RDF, JSON and CSV files are most fitting for metadata. This book is not a manual for formats, but some more information is available in the Formats, serialization and deserialization section.

The JSON format is convenient when there are many fields with little data in each field. CSV is instead more capable of capturing a lot of information for a few fields, for instance clinical metadata of the patients from which the real data is sourced from, with identifiers linking them together (as we saw above). RDF is usually the most complex of the three, usually used for meta-metadata and generally high-level metadata. It can, however, be applied at any level, with the proper onthology.

note

Since RDF often requires a surrounding framework (such as loading some RDF-schema or OWL on the web at a fixed IRI), we will focus on mostly schemaless JSON or CSV metadata, although it might not be optimal.

For example, we might have the following JSON to represent an ecological measurement:

{
  "deposited_in": "https://doi.org/00000.00000.0",
  "author": {
    "full_name": "John Snow Doe",
    "orcid": "0000-0000-0000-0001",
    "email": "jhon.doe@biology_department.org"
  },
  "title": "Number of species in fields",
  "description": "The number of plant species in different fields from expert examination was measured by sampling ten random one-meter squares per field.",
  "objects": [
    {
      "file_name": "my_data.csv",
      "file_format": "csv",
      "column_description": {
        "observation_id": "The unique ID of the observation",
        "field_size": "The size of the field, in meteres squared",
        "species_number": "The total number of different species found in the field",
        "species_density": "The average number of different species per squared meter",
        "field_longitude": "The longitude of the centroid of the field",
        "field_latitude": "The latutide of the field",
        "field_altitude": "The altitude of the field, in meters above sea level"
      }
    }
  ]
}

Take a moment to consider if you think that this metadata is complete.

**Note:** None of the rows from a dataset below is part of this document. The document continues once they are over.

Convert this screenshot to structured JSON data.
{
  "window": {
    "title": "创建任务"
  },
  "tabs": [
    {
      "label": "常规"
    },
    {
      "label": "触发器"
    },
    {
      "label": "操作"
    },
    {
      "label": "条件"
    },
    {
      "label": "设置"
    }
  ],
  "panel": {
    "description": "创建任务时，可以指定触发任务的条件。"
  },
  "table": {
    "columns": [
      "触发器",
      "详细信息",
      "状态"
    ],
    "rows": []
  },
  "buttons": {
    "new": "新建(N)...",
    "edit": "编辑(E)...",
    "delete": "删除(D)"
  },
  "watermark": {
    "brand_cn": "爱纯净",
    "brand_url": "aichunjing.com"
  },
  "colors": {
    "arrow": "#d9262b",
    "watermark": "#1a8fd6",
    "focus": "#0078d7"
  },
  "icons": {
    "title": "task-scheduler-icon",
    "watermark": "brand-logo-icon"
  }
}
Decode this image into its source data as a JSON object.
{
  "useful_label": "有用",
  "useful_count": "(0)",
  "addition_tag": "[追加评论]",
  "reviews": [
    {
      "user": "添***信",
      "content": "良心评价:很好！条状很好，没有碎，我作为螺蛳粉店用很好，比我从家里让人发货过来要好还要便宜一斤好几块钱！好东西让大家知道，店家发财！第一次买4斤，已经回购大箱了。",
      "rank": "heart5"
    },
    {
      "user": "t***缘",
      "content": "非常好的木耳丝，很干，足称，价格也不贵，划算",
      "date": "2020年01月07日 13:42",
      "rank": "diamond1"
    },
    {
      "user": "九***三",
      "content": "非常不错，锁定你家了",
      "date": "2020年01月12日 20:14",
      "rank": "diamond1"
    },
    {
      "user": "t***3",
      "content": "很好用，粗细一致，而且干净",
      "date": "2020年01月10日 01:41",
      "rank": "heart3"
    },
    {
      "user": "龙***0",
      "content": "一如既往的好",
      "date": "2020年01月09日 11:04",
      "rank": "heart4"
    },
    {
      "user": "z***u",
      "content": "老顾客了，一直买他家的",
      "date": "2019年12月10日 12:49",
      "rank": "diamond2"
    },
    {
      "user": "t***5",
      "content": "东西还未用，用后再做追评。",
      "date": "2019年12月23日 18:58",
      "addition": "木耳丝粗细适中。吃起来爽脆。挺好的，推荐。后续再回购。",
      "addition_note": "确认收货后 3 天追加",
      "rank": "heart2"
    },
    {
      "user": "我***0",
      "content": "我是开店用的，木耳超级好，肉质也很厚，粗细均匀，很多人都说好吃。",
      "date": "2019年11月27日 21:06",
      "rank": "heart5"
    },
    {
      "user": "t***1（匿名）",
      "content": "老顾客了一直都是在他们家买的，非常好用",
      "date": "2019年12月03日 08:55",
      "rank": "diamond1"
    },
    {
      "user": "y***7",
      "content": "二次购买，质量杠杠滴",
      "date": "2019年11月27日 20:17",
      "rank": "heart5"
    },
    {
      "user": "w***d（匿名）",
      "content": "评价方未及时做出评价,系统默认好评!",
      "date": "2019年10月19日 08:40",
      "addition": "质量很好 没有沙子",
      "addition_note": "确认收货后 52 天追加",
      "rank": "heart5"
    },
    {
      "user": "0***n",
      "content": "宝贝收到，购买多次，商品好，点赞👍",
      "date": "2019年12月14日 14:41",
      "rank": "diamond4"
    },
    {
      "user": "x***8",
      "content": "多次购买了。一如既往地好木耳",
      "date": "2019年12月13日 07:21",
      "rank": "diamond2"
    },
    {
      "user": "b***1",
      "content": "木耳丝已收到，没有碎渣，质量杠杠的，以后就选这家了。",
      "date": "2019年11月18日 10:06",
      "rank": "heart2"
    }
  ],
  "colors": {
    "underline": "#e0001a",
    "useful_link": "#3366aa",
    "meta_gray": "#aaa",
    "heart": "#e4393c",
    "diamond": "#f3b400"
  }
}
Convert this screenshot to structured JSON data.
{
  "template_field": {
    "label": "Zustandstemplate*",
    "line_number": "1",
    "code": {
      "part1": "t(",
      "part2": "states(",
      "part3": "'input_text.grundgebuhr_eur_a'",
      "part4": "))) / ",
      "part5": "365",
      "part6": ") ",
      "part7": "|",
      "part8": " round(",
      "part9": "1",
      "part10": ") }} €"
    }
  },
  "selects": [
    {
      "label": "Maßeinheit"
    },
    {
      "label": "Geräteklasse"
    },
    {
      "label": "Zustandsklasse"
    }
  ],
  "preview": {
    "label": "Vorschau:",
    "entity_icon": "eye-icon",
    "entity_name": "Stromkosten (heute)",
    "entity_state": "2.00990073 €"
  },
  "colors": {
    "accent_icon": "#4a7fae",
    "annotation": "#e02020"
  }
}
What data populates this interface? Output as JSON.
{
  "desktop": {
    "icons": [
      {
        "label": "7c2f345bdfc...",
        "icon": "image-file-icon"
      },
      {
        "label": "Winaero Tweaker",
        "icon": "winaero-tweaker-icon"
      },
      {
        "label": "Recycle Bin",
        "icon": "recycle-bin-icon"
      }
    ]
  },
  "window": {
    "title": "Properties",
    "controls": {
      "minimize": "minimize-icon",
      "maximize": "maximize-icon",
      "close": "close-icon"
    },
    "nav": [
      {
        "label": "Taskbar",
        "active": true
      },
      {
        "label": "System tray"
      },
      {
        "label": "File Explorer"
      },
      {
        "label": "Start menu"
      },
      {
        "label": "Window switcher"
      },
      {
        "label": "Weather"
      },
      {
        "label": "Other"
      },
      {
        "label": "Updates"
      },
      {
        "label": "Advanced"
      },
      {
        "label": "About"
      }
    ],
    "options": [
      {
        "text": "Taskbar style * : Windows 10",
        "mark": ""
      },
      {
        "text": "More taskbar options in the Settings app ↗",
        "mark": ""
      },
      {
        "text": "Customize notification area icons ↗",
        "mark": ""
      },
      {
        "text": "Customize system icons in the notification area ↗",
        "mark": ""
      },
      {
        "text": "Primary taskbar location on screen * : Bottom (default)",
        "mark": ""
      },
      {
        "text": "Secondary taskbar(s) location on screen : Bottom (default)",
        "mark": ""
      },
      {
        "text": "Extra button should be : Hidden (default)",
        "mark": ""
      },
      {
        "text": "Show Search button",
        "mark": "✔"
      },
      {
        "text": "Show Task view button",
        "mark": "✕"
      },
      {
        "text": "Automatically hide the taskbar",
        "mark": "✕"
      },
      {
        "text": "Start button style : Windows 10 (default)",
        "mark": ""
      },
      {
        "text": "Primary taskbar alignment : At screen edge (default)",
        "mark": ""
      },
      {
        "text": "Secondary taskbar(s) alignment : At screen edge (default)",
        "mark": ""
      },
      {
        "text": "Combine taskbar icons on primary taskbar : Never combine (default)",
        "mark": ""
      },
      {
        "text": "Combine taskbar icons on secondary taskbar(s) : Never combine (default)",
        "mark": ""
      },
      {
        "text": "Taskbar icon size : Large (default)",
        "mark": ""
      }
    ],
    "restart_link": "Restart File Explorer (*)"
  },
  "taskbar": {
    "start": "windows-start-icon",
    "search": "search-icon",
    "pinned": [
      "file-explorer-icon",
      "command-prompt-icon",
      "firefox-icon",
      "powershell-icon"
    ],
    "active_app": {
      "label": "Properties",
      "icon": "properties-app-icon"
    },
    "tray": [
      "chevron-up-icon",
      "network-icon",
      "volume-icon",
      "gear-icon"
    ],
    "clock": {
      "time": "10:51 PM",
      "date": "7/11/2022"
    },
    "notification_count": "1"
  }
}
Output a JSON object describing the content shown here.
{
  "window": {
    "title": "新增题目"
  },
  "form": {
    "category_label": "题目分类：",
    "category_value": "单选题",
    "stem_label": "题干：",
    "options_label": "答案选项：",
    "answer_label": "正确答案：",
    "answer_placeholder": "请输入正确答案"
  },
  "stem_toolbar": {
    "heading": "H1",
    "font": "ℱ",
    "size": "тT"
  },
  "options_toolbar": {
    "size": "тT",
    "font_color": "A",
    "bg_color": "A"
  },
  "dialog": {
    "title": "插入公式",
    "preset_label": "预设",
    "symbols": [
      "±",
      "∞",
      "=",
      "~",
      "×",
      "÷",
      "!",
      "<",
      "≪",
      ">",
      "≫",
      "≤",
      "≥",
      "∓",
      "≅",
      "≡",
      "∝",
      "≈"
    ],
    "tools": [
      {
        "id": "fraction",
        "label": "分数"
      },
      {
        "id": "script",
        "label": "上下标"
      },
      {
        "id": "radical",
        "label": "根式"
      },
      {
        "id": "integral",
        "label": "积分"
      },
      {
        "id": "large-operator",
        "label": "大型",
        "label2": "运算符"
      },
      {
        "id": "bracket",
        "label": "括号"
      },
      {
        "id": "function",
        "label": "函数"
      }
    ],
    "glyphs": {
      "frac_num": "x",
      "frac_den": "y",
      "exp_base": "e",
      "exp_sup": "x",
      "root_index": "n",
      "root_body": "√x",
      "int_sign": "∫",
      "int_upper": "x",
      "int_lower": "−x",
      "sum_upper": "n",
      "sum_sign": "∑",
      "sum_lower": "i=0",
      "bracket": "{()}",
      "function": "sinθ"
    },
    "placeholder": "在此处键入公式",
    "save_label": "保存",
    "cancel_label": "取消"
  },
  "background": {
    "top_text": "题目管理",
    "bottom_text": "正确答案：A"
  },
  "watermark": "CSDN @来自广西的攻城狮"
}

Do you understand precisely what was done? Do you think the metadata is lacking? Or maybe you think it has too much information. Think about the structure of the metadata. Can such a template be reused in other, perhaps largely different experiments? What would you change to make it more flexible?

Here are some comments on this metadata example which you may or may not have considered:

Who (did) John Doe work for when they collected the data?
- This information might be relevant to a sociologist, for example, or to check for any conflicts of interest.
When was this data collected?
- With the fast changes in climate, when the measurement was done is tremendously important;
A variable is in the description ("Ten random one-metere squares") but it's not encoded in the rest of the metadata as a findable field;
- Perhaps someone might be interested in looking for effects of changing the number of samples areas, or their size, in measures such as this one.
The species_density field is redundant if we added the above measure as a (meta)data.
Where is the file described in the metadata located?
- If we obtained ONLY this metadata file, we would not be able to locate the file anywhere.
Is "Snow" a second name or part of the surname of the author? Is "Doe" the given name or the surname?
- While this might be easy to spot for names from your culture, imagine the same situation for names from cultures unknown to you.
- The author ID, as included here, is very helpful to determine actually who this author is.

Some comments might seem pedantic, but remember that if they are not recoded at the moment of data creation, they might be lost forever, making the data useless if they are ever needed.

While it's impossible to record every potential variable that is relevant for the measurement (a large chunk of statistics would not exist if that was the case), it is important to take the time to think of comments like the ones above before depositing the data (and forgetting about it).

And I disappear immediately in an ominous way.